TRIBUTO A SARAMAGO

Aveva ottantasette anni ed era ancora nel pieno della sua carriera letteraria. Josè Saramago, premio nobel per la letteratura nel 1998 era affetto da tempo da una grave forma di leucemia, la quale il diciotto giugno l'ha costretto alla morte sull’isola di Lanzarote. Lo scrittore portoghese si era trasferito sull’isola delle Canarie per un esilio volontario dopo l’uscita del Vangelo secondo Gesù, che scatenò non poche polemiche nel proprio paese, ma soprattutto in tutto il mondo cattolico che lo accusò di eresia. Nel romanzo Saramago si cimenta e propone una personale visione del Nuovo Testamento. Una peculiarità che contraddistingue lo scrittore e non manca in nessuno dei suoi scritti è l’inconfondibile cifra stilistica, che riguarda l’uso dei suoi dialoghi, inseriti nel continuum della narrazione senza virgolette né altro segno di stacco a introdurli, come un flusso, un tutt’uno con il resto dell’intreccio. Questo tipo di scrittura nasce, infatti, dall’esigenza di mescolare un insieme di voci disperate e oppresse, frutto di interviste fatte da Saramago ad alcuni contadini, protagonisti del suo libro Una terra chiamata Alentejo. La voce narrante e quella dei personaggi si fondono nel corpo della trama.

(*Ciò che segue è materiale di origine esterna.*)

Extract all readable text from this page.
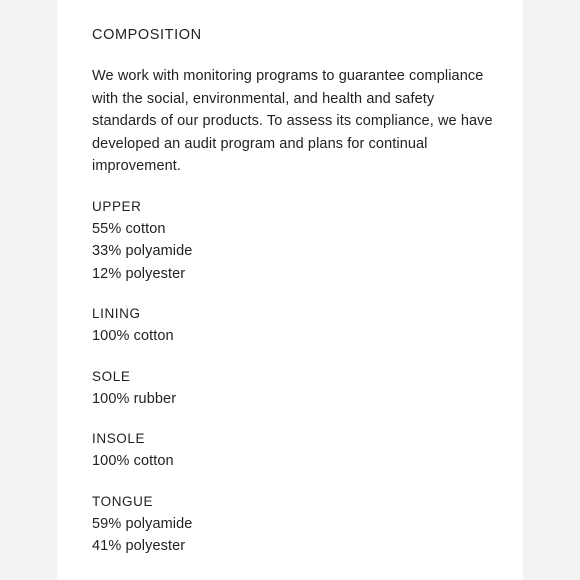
COMPOSITION

We work with monitoring programs to guarantee compliance with the social, environmental, and health and safety standards of our products. To assess its compliance, we have developed an audit program and plans for continual improvement.

UPPER

55% cotton

33% polyamide

12% polyester

LINING

100% cotton

SOLE

100% rubber

INSOLE

100% cotton

TONGUE

59% polyamide

41% polyester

Il tema prediletto dallo scrittore, e presente nella maggior parte dei suoi lavori, mira a descrivere la condizione umana in forma allegorica. Impossibile non nominare Cecità, in cui lo scrittore si immagina una popolazione privata dall’uso della vista, che si ritrova nel panico totale ad affrontare la crisi della ragione. Gradualmente i personaggi che popolano questa sarabanda devono fare i conti con le moralità che costituiscono la società contemporanea e che vengono sempre più a mancare. Costringendo l’uomo a una sorta di primordialità.
La questione tanto cara a Saramago continua in altri suoi romanzi famosi come Tutti i nomi, La caverna e Le intermittenze della morte. In quest’ultima fiaba l’autore si domanda cosa succederebbe a una società retta da convinzioni ben salde, se la morte cessasse l’attività. Egli scardina queste convinzioni evidenziando le reazioni e i comportamenti dei personaggi sottoposti all’impotenza degli eventi.
Caino (Feltrinelli) è il suo ultimo sforzo letterario, già in testa alle classifiche italiane: Saramago torna ad occuparsi di religione cimentandosi questa volta con l’Antico Testamento. L’opera vede come protagonista Caino figlio di Adamo ed Eva. Esso si macchia del primo delitto della storia dell’umanità uccidendo il proprio fratello. Per questo nefasto crimine, sarà da Dio punito e condannato a una vita errabonda in groppa al suo mulo, ritrovandosi a viaggiare attraverso lo spazio e il tempo sia come semplice spettatore sia come protagonista dei più salienti episodi biblici: dalla cacciata dall’eden al diluvio universale a bordo dell’arca di Noè.
Altra particolarità dell’autore ma che non è presente in tutte le sue opere è quella di sviluppare temi altrimenti pesanti o ostici mescolandoli ad altri puramente fantastici; chiamando spesso in causa anche il lettore. Saramago porta sulla scena il paradigma del male e lo confronta con un Dio che, a sua volta, si rivela malvagio e capriccioso nei confronti delle proprie creature. In una frase diventata celebre del romanzo, il narratore si esprime così a proposito del rapporto tra dio e i suoi fedeli: “la storia degli uomini è la storia dei loro fraintendimenti con Dio, ne lui capisce noi, né noi capiamo lui”. Ognuno dei viaggi affrontati da Caino sottolinea la crudeltà di un Dio che, invece di farsi amare dalle sue “creature”, sceglie di sottoporle incessantemente a dure prove di fedeltà. Con Caino, Saramago si inventa un'alternativa visione della Bibbia e conferma anche in questa sua ultima fatica la propria peculiare vena stilistica, retaggio d’una vita dedita allo studio della condizione umana.